I am highlighting on content field which looks like this

\r\n\r\n\r\n\r\n\r\n\r\n\r\n\r\n\r\n\r\nA Butler Group Technology Audit is an independent assessment of a solution or service, which will be published on Butler Group’s CIO Knowledge Centre Web site, and made available to over 15,000 IT and business decision makers in end-user organisations. \r\nTo assist in gathering factual information for the Technology Audit, we would kindly ask you to complete this pre-briefing questionnaire, and return it to us at least one week prior to the meeting. Completing the questionnaire helps analysts to formulate questions for discussion during the briefing call or meeting.\r\nFollowing the meeting, the analyst(s) working on the project will write a draft document, which we will send to you for factual review.
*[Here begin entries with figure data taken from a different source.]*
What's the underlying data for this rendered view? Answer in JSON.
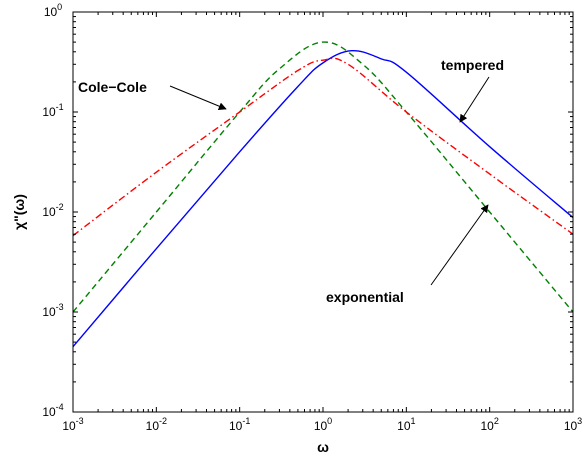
{
  "chart_data": {
    "type": "line",
    "xlabel": "ω",
    "ylabel": "χ\"(ω)",
    "xscale": "log",
    "yscale": "log",
    "xlim": [
      0.001,
      1000
    ],
    "ylim": [
      0.0001,
      1
    ],
    "grid": false,
    "x_ticks": [
      {
        "base": "10",
        "exp": "-3"
      },
      {
        "base": "10",
        "exp": "-2"
      },
      {
        "base": "10",
        "exp": "-1"
      },
      {
        "base": "10",
        "exp": "0"
      },
      {
        "base": "10",
        "exp": "1"
      },
      {
        "base": "10",
        "exp": "2"
      },
      {
        "base": "10",
        "exp": "3"
      }
    ],
    "y_ticks": [
      {
        "base": "10",
        "exp": "-4"
      },
      {
        "base": "10",
        "exp": "-3"
      },
      {
        "base": "10",
        "exp": "-2"
      },
      {
        "base": "10",
        "exp": "-1"
      },
      {
        "base": "10",
        "exp": "0"
      }
    ],
    "series": [
      {
        "label_key": "tempered",
        "color": "#0000ff",
        "dash": "solid",
        "x": [
          0.001,
          0.01,
          0.1,
          0.5,
          1,
          2.2,
          5,
          10,
          100,
          1000
        ],
        "y": [
          0.00045,
          0.0043,
          0.04,
          0.18,
          0.31,
          0.41,
          0.34,
          0.25,
          0.045,
          0.0088
        ]
      },
      {
        "label_key": "exponential",
        "color": "#008000",
        "dash": "dashed",
        "x": [
          0.001,
          0.01,
          0.1,
          0.3,
          1,
          3,
          10,
          100,
          1000
        ],
        "y": [
          0.001,
          0.01,
          0.1,
          0.27,
          0.5,
          0.3,
          0.1,
          0.01,
          0.001
        ]
      },
      {
        "label_key": "cole_cole",
        "color": "#ff0000",
        "dash": "dashdot",
        "x": [
          0.001,
          0.01,
          0.1,
          0.5,
          1,
          2,
          10,
          100,
          1000
        ],
        "y": [
          0.0058,
          0.025,
          0.1,
          0.26,
          0.33,
          0.3,
          0.1,
          0.024,
          0.006
        ]
      }
    ],
    "annotations": {
      "cole_cole": "Cole−Cole",
      "tempered": "tempered",
      "exponential": "exponential"
    }
  }
}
We request that you return this to us with your comments within five working days of receipt.\r\nOnce any changes have been incorporated, we will ask you to confirm final sign-off of the Technology Audit, which will then be passed into our publishing process.\r\n\r\n\r\n\r\n\r\n\r\nVendor Name \t\tNewgen Software Technologies Limited\t\t\r\nName of Product(s) \tVersion No.\t\tOmniDocs™\t6.0\t\t\t\t\t\t\

CAn You please help !

Please be patient. This forum is largely managed by volunteers. If you require SLA for your questions, Elastic offers commercial subscriptions that provide this.

Hi,

there isn't anything obvious that comes to my mind at the moment, I wasn't able to recreate the problem with the information provided which leaves me guessing. You mention querying with the QueryDSL through Sense works, but through Java api it doesn't, which leaves me guessing what might be the difference.
It would also help if you could try to recreate the problem with a minimal example (containing e.g. only one bad document) that can be used to show the behaviour both from Sense and the Java API. Also, please note (as @Christian_Dahlqvist mentioned) that only because someone answers to one of your posts in this forum doesn't necessary mean she can solve your problem. At this point I'm just trying to ask for more information that might help me (or others) to better look into this.

This topic was automatically closed 28 days after the last reply. New replies are no longer allowed.